Ok, I just calculated it this way and got an incorrect answer:

EMF = N²A*mu₀/l * dI/dt

I = 0.5A - 50a/s(t)
dI/dt = -50

So, EMF = 9.29*10^-4


I used N = 130. Am I supposed to use the other N value? What about A, which radius am I supposed to use?

 

[Linus Pauling]

So I am confused on which values to plug in for N and A. Also, I do not see where the t = 0.010 sec. comes into play...

 

[collinsmark]

So I am confused on which values to plug in for N and A. Also, I do not see where the t = 0.010 sec. comes into play...

Don't get too confused, you almost had it with your first attempt. (As a matter of fact you sort of did get the answer) I didn't mean to confuse you, but the manner in which you obtained the answer was kinda iffy. (you might want to scratch your second attempt though).

Like you did the first time, the 130 turns of the solenoid along with the 0.09 m length, fits into the B of the solenoid (thus it also fits into the dB/dt of the solenoid too).

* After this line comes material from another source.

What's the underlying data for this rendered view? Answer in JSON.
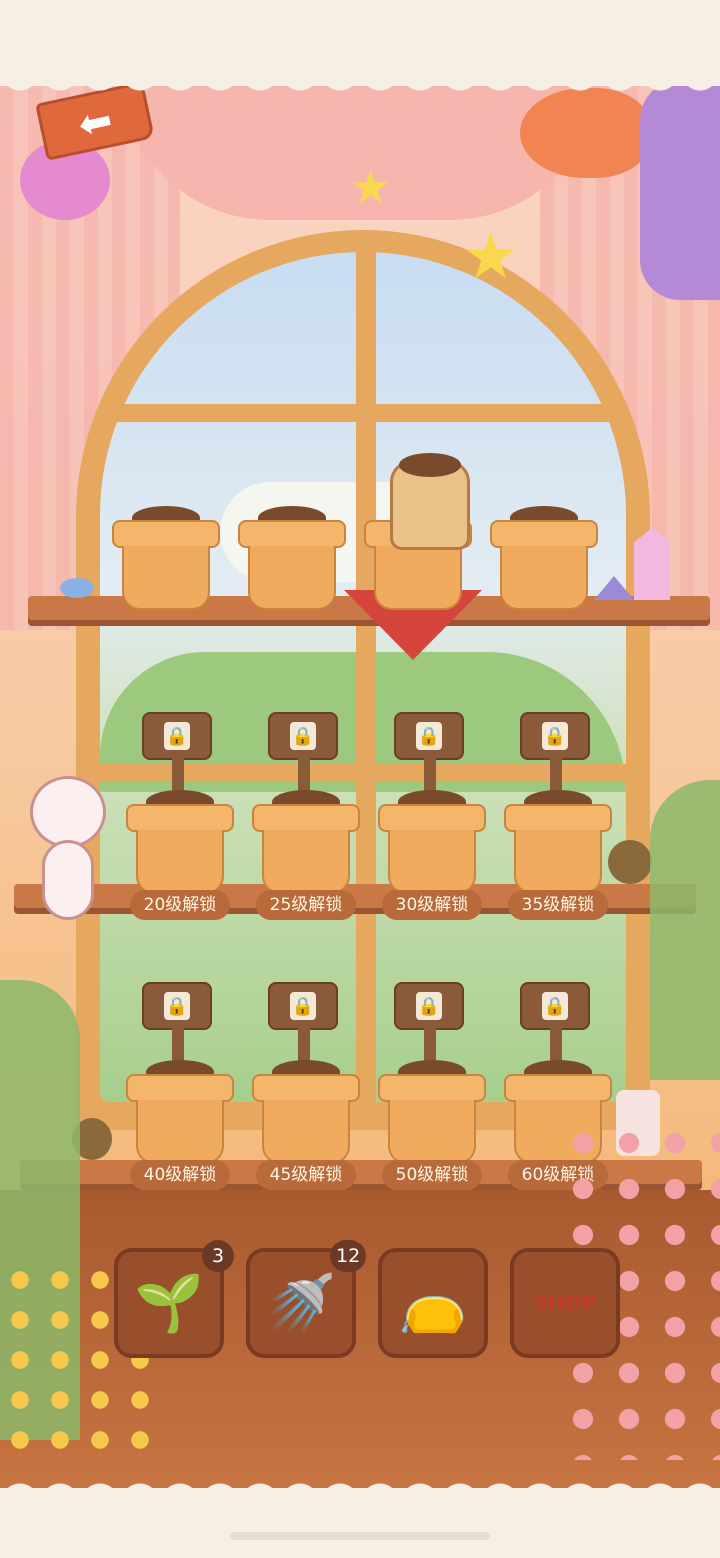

When it comes to the area used for the flux through the coil (and thus d/dt of the flux through the coil), you need to find the circular, cross sectional area of the coil, multiplied by its 5 turns.

Seriously, you kind of had the answer the first time. My only criticism is the way you got to the answer.

But if you want to be clear about it,

Find B in terms of I of the solenoid.

Find dB/dt of the solenoid (in this case, just replace I with dI/dt in your result above).

Multiply the above by the negative area of the coil (also accounting for the 5 turns) to get -dΦ/dt.

You should be able to take it from there.